10 février 2007

Plenitud

El desgarro te arrastra cuando menos te lo esperas: es lo bueno de encontrarte un buen día y darte cuenta de que la felicidad te ha atravesado con su espada y ha dibujado en tu cara una sonrisa inesperada ante el espejo. Además, no sabes explicarlo bien, sólo puedes agradecerte que haya sucedido y poco más; acaso, esperar a que se quede un largo tiempo y se desvanezca muy lentamente y no lo olvides para que vuelva pronto.
El desgarro es como un orgasmo furibundo y veloz: llega, se aloja hasta en donde pensabas que no tenía sentido y se expande por la sangre y tienes que mover las puntas de tus dedos para no crear coágulos de sorpresa.
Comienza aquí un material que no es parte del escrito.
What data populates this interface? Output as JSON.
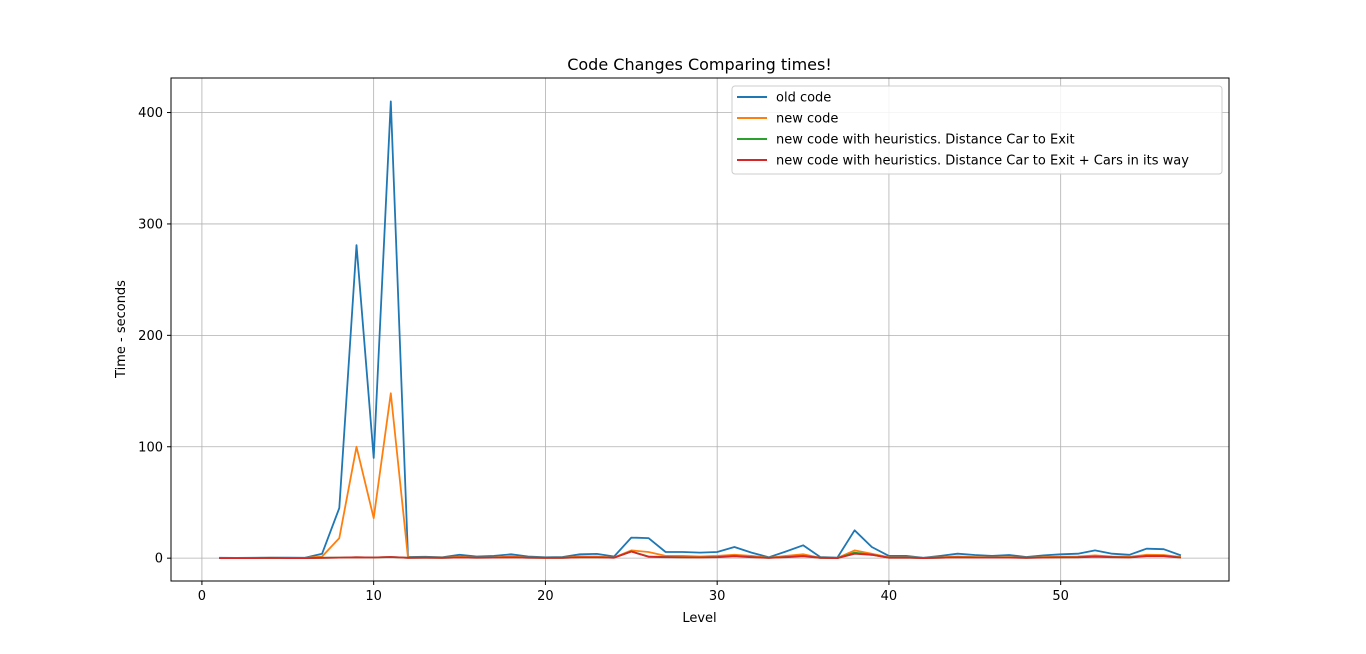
{
  "chart_data": {
    "type": "line",
    "title": "Code Changes Comparing times!",
    "xlabel": "Level",
    "ylabel": "Time - seconds",
    "xlim": [
      -1.8,
      59.8
    ],
    "ylim": [
      -20.5,
      431
    ],
    "xticks": [
      0,
      10,
      20,
      30,
      40,
      50
    ],
    "yticks": [
      0,
      100,
      200,
      300,
      400
    ],
    "grid": true,
    "legend_position": "top-right",
    "x": [
      1,
      2,
      3,
      4,
      5,
      6,
      7,
      8,
      9,
      10,
      11,
      12,
      13,
      14,
      15,
      16,
      17,
      18,
      19,
      20,
      21,
      22,
      23,
      24,
      25,
      26,
      27,
      28,
      29,
      30,
      31,
      32,
      33,
      34,
      35,
      36,
      37,
      38,
      39,
      40,
      41,
      42,
      43,
      44,
      45,
      46,
      47,
      48,
      49,
      50,
      51,
      52,
      53,
      54,
      55,
      56,
      57
    ],
    "series": [
      {
        "name": "old code",
        "color": "#1f77b4",
        "values": [
          0.3,
          0.2,
          0.3,
          0.5,
          0.4,
          0.3,
          4,
          45,
          281,
          90,
          410,
          1,
          1.2,
          0.8,
          3,
          1.5,
          2,
          3.5,
          1.5,
          0.8,
          1,
          3.5,
          3.8,
          1.5,
          18.5,
          18,
          5.5,
          5.5,
          5,
          5.5,
          10,
          5,
          0.8,
          6,
          11.5,
          1,
          0.5,
          25,
          10,
          2,
          2,
          0.3,
          2,
          4,
          2.8,
          2,
          2.8,
          1,
          2.5,
          3.5,
          4,
          7,
          4,
          3,
          8.5,
          8,
          2.5
        ]
      },
      {
        "name": "new code",
        "color": "#ff7f0e",
        "values": [
          0.2,
          0.2,
          0.2,
          0.3,
          0.2,
          0.2,
          1.5,
          18,
          100,
          36,
          148,
          0.5,
          0.6,
          0.4,
          1.2,
          0.6,
          0.8,
          1.5,
          0.6,
          0.3,
          0.4,
          1.5,
          1.5,
          0.6,
          7,
          5.5,
          2,
          2,
          1.5,
          2,
          3,
          2,
          0.3,
          2,
          3.5,
          0.4,
          0.2,
          7,
          4,
          0.8,
          0.8,
          0.2,
          0.8,
          1.5,
          1,
          0.8,
          1,
          0.4,
          1,
          1.2,
          1.5,
          2.5,
          1.5,
          1.2,
          3,
          2.8,
          1
        ]
      },
      {
        "name": "new code with heuristics. Distance Car to Exit",
        "color": "#2ca02c",
        "values": [
          0.1,
          0.1,
          0.1,
          0.2,
          0.1,
          0.1,
          0.3,
          0.5,
          0.8,
          0.6,
          1,
          0.3,
          0.4,
          0.3,
          0.6,
          0.4,
          0.5,
          0.7,
          0.4,
          0.2,
          0.3,
          0.7,
          0.7,
          0.4,
          6,
          1.5,
          1,
          0.8,
          0.7,
          1,
          2,
          1,
          0.2,
          1,
          2,
          0.3,
          0.1,
          5,
          3,
          0.4,
          0.5,
          0.1,
          0.4,
          0.8,
          0.6,
          0.5,
          0.6,
          0.3,
          0.6,
          0.8,
          0.9,
          1.5,
          1,
          0.7,
          2,
          2,
          0.6
        ]
      },
      {
        "name": "new code with heuristics. Distance Car to Exit + Cars in its way",
        "color": "#d62728",
        "values": [
          0.1,
          0.1,
          0.1,
          0.2,
          0.1,
          0.1,
          0.3,
          0.5,
          0.8,
          0.6,
          1,
          0.3,
          0.4,
          0.3,
          0.6,
          0.4,
          0.5,
          0.7,
          0.4,
          0.2,
          0.3,
          0.7,
          0.7,
          0.4,
          6,
          1.2,
          0.9,
          0.7,
          0.6,
          0.9,
          1.8,
          0.9,
          0.2,
          0.9,
          1.8,
          0.3,
          0.1,
          4,
          3,
          0.4,
          0.5,
          0.1,
          0.4,
          0.7,
          0.5,
          0.5,
          0.5,
          0.3,
          0.5,
          0.7,
          0.8,
          1.3,
          0.9,
          0.6,
          1.8,
          1.8,
          0.5
        ]
      }
    ]
  }
}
No gritas, no gimes, no te retuerces, no te quedas arrasada por el deseo de que nunca se acabe, de que te alcance el rayo y te conviertas en estatua de sal, pero es, a fin de cuentas, placer: como una infusión, te devora poco a poco y tus ojos se recubren de brillo y tu cuerpo responde al impulso como eso que llaman amor.
Esta noche pasada tuve un sueño muy feliz que no recuerdo. La cama, al levantarme, estaba empapada en sudor: un sudor de complacencia absoluta. Nada pasó antes de dormir: no tiene explicación. Pero pasó, y ahora lo saboreo como se debe saborear el último momento de la vida antes de desplomarte hacia esa dulce desmemoria que debe ser la fuga hacia la muerte. Y sonrío con mi habitual sonrisa hierática. Y me siento llena.

2 commentaires:

nisel garad a dit…

muy bueno. me gusta mucho como escribes.